According to Bloomberg, Blue Owl holds a £36 million (about $48 million) exposure to London real estate lender Century Capital Partners Ltd.—a risk formed indirectly through its acquisition of Atalaya Capital Management in 2024.
Century applied for bankruptcy protection last month, with total debt around £95 million. NatWest Group and Hampshire Trust Bank are its senior creditors.
Blue Owl holds the highest-risk junior tranche in Century's loan portfolio. Century’s administrator RSM UK expects full recovery for senior loans, but the fate of the junior tranche is another matter.
This event underscores another side of private credit's expansion: asset-backed financing was once regarded by industry leaders as a new growth frontier.
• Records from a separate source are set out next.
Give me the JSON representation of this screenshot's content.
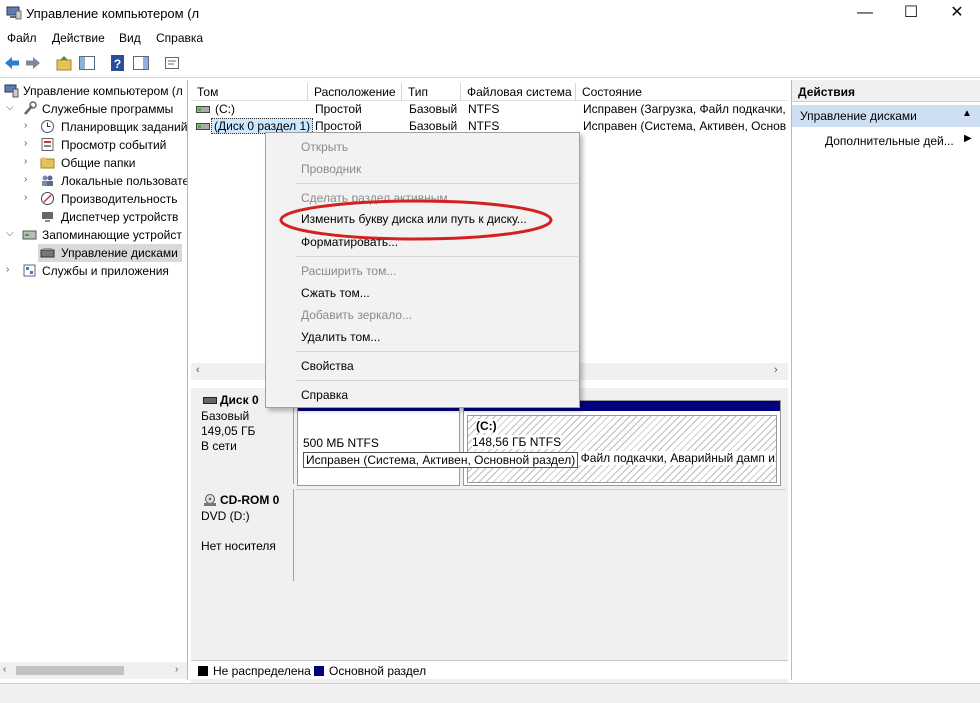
{
  "window": {
    "title": "Управление компьютером (л",
    "minimize": "—",
    "maximize": "☐",
    "close": "✕"
  },
  "menubar": [
    "Файл",
    "Действие",
    "Вид",
    "Справка"
  ],
  "tree": {
    "root": "Управление компьютером (л",
    "utilities": "Служебные программы",
    "task_scheduler": "Планировщик заданий",
    "event_viewer": "Просмотр событий",
    "shared_folders": "Общие папки",
    "local_users": "Локальные пользовате",
    "performance": "Производительность",
    "device_manager": "Диспетчер устройств",
    "storage": "Запоминающие устройст",
    "disk_management": "Управление дисками",
    "services": "Службы и приложения"
  },
  "volume_table": {
    "columns": [
      "Том",
      "Расположение",
      "Тип",
      "Файловая система",
      "Состояние"
    ],
    "rows": [
      {
        "volume": "(C:)",
        "layout": "Простой",
        "type": "Базовый",
        "fs": "NTFS",
        "status": "Исправен (Загрузка, Файл подкачки,"
      },
      {
        "volume": "(Диск 0 раздел 1)",
        "layout": "Простой",
        "type": "Базовый",
        "fs": "NTFS",
        "status": "Исправен (Система, Активен, Основ"
      }
    ]
  },
  "disks": {
    "disk0": {
      "name": "Диск 0",
      "type": "Базовый",
      "size": "149,05 ГБ",
      "state": "В сети"
    },
    "partition1": {
      "size": "500 МБ NTFS",
      "status": "Исправен (Система, Активен, Основной раздел)"
    },
    "partition_c": {
      "name": "(C:)",
      "size": "148,56 ГБ NTFS",
      "status": ", Файл подкачки, Аварийный дамп и"
    },
    "cdrom": {
      "name": "CD-ROM 0",
      "drive": "DVD (D:)",
      "state": "Нет носителя"
    }
  },
  "legend": {
    "unallocated": "Не распределена",
    "primary": "Основной раздел",
    "unallocated_color": "#000000",
    "primary_color": "#000080"
  },
  "actions": {
    "header": "Действия",
    "section": "Управление дисками",
    "more": "Дополнительные дей..."
  },
  "context_menu": {
    "open": "Открыть",
    "explore": "Проводник",
    "mark_active": "Сделать раздел активным",
    "change_letter": "Изменить букву диска или путь к диску...",
    "format": "Форматировать...",
    "extend": "Расширить том...",
    "shrink": "Сжать том...",
    "add_mirror": "Добавить зеркало...",
    "delete": "Удалить том...",
    "properties": "Свойства",
    "help": "Справка"
  },
  "colors": {
    "selection": "#cce8ff",
    "partition_bar": "#000080",
    "highlight_ellipse": "#d42020"
  }
}
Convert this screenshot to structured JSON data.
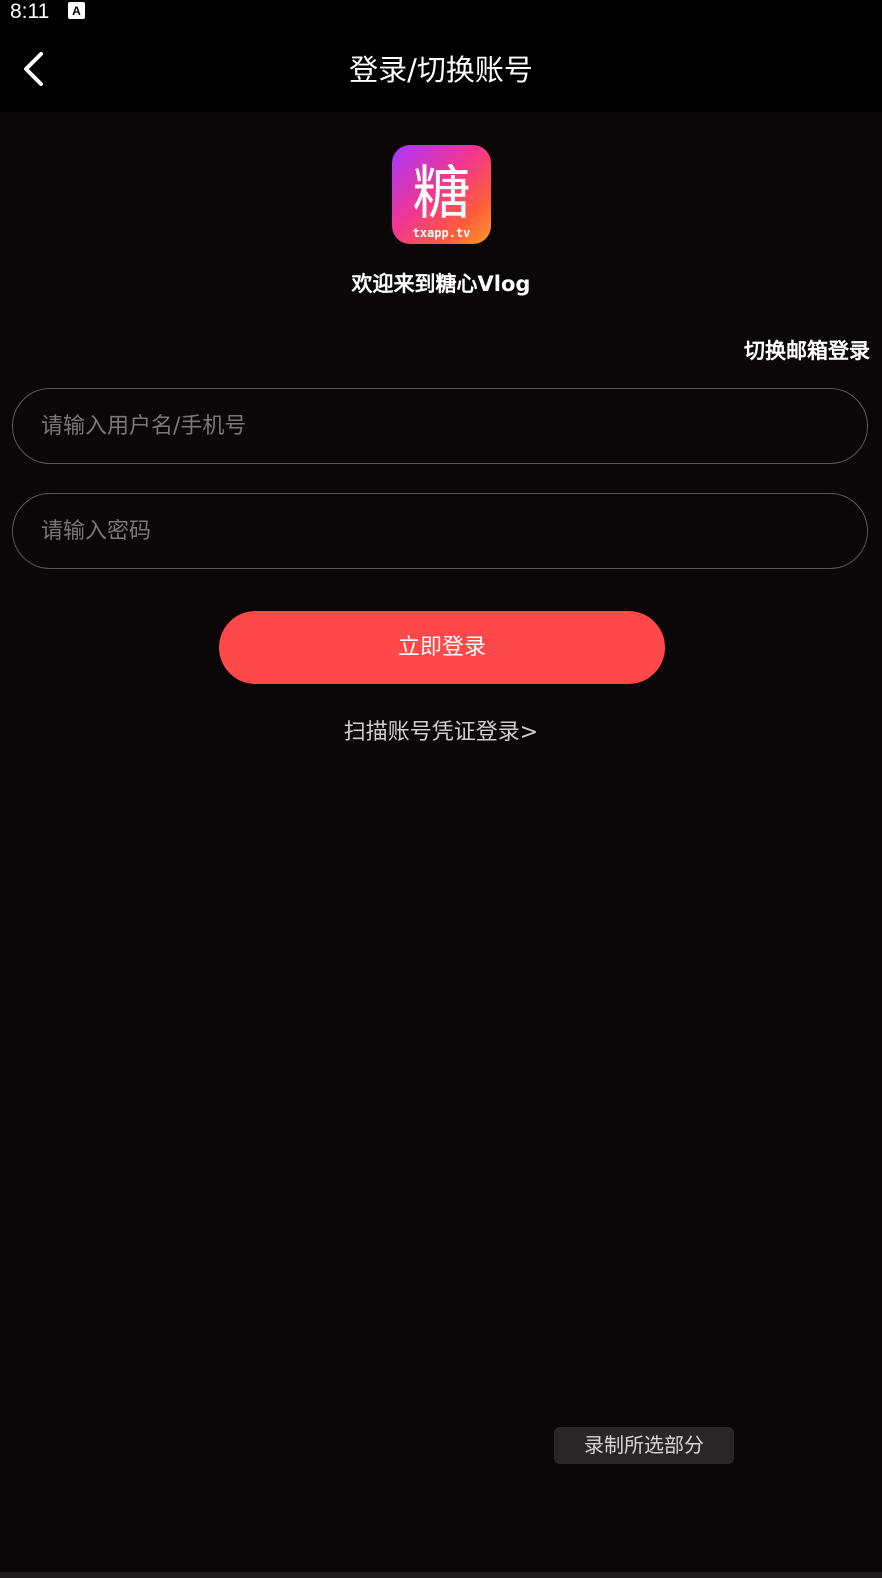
{
  "status_bar": {
    "time": "8:11",
    "notification_icon": "font-a-icon"
  },
  "header": {
    "back_icon": "chevron-left-icon",
    "title": "登录/切换账号"
  },
  "brand": {
    "logo_icon": "tang-app-logo",
    "logo_char": "糖",
    "logo_domain": "txapp.tv",
    "welcome": "欢迎来到糖心Vlog"
  },
  "login": {
    "switch_mode_label": "切换邮箱登录",
    "username_placeholder": "请输入用户名/手机号",
    "username_value": "",
    "password_placeholder": "请输入密码",
    "password_value": "",
    "submit_label": "立即登录",
    "scan_label": "扫描账号凭证登录>"
  },
  "overlay": {
    "record_label": "录制所选部分"
  },
  "colors": {
    "background": "#0b0709",
    "header": "#000000",
    "accent": "#ff4849",
    "field_border": "#5c5659"
  }
}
Executives from Pimco, Carlyle Group, Marathon, and Blackstone publicly favored this sector. Now, its risks are surfacing in unexpected ways.
PIMCO Warning: Full Default Cycle is Coming
As the private credit markets are roiled, PIMCO analysts Lotfi Karoui and Gabriel Cazaubieilh issued the most direct warning yet in their latest client report. They wrote:
"Like every mature segment of the leveraged finance market, direct lending will ultimately face a full default cycle—this cycle will test its resilience to industry-specific and macroeconomic shocks."
PIMCO was an early critic of private credit. As direct lending strategies ballooned in fundraising, the institution—which manages about $2.3 trillion—chose to go against the trend, actively seeking potential problems in companies supported by private credit.
PIMCO’s analysis points to several core risks:
First, record fundraising after the 2008 financial crisis led to increasingly lax underwriting standards;Second, direct lending portfolios’ highly concentrated exposure to the software industry will drag relative performance amid AI disruption;Third, direct lending funds have long failed to provide investors with adequate risk premium compensation for locking up liquidity.
Regarding the liquidity predicament faced by BDC investors, PIMCO’s wording is also blunt: "Semi-liquid does not equal fully liquid. Investors must assess their own liquidity needs and tolerance for restricted funds."
However, PIMCO also distinguishes between different segments inside private credit, believing asset-backed financing still offers investment value and "quasi-investment grade" risk levels. Last year, PIMCO raised over $7 billion for its asset-backed financing strategy.
Repeat of the Subprime Crisis?
The structural logic of this round of crisis is not complicated: semi-liquid products promise quarterly redemptions, but the underlying assets are long-duration private loans; when redemption applications exceed thresholds, managers must either gate or sell assets; sell-offs depress asset prices, triggering further markdowns and even more redemptions—a cycle is thereby formed.
This logic played out once in the 2008 subprime mortgage market. Back then, the initial crack also appeared in a corner believed “diversified enough, professional enough.” Today, private credit market size has reached $1.8 trillion, and the risk concentration, valuation opacity, and liquidity mismatch are being tested in similar ways.